- Jul 27, 2015
It took a few years and one temporary halt, but in July Microsoft finally began blocking certain macros by default in Word, Excel, and PowerPoint, cutting off a popular attack vector for those who target users of Microsoft's Windows OS and Office suite.
While recent versions of Office block Visual Basic for Applications (VBA) macros by default, older versions of the suite and its component programs remain enormously prevalent. Blocking macros therefore won't deter cybercriminals from targeting Microsoft's signature productivity applications. They'll just have to find other options. A report released on Tuesday by researchers from Cisco's Talos threat intelligence group dissected one: XLL files in Excel. Microsoft describes XLL files as "a type of dynamic link library (DLL) file that can only be opened by Excel". They exist to let third-party apps add extra functionality to the spreadsheet. Miscreants have used XLLs in attacks for several years, with the first malicious samples submitted to VirusTotal in mid-2017.

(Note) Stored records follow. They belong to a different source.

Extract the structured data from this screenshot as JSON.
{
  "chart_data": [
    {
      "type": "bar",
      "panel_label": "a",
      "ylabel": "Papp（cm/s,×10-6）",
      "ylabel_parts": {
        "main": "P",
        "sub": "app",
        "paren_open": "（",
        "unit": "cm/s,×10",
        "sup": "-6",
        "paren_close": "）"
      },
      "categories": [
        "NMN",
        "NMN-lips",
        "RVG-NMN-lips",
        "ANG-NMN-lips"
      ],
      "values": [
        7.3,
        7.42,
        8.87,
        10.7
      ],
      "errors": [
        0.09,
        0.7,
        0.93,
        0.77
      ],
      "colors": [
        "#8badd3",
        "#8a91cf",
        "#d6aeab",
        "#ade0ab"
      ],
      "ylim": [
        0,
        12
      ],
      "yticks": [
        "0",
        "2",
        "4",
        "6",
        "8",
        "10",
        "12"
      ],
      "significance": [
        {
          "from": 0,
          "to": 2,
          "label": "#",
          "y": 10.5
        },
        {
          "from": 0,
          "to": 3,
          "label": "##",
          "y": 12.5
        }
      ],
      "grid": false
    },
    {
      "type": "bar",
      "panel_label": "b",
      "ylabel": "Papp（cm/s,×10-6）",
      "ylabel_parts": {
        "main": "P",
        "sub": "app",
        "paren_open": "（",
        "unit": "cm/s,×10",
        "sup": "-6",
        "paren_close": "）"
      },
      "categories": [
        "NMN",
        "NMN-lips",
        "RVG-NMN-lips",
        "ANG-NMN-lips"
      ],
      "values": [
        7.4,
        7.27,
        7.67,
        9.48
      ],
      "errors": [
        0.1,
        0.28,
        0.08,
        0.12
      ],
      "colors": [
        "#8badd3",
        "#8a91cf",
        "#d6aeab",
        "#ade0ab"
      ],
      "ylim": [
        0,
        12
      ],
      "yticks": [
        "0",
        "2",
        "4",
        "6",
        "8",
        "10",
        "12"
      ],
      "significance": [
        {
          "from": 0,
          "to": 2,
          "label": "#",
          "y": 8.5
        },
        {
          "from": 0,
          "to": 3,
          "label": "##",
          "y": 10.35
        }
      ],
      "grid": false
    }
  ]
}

"For quite some time after that, the usage of XLL files is only sporadic and it does not increase significantly until the end of 2021, when commodity malware families such as Dridex and Formbook started using it," Vanja Svajcer, outreach researcher for Talos, wrote in the report. "Currently a significant number of advanced persistent threat actors and commodity malware families are using XLLs as an infection vector and this number continues to grow."
Users can introduce code to applications that are called Office add-ins and are meant to improve an application's performance or appearance. They can be delivered as Office documents containing VBA code or modules with compiled functionality, which can be collected .NET VSTO plugins, COM servers, or as dynamic loading libraries (DLL) with a specific filename extension. They add ins for Excel are different than with an application like Word. With Excel, if a user wants to open a file with a .XLL extension in Windows Explorer, the system will automatically try to launch Excel and open the file. Before it's loaded, Excel displays a warning about possibly dangerous code similar to one shown after an Office document that includes VBA macro code is opened. In both examples, users often tend to disregard the warning.
"XLL files can be sent by email, and even with the usual anti-malware scanning measures, users may be able to open them not knowing that they may contain malicious code," Svajcer wrote.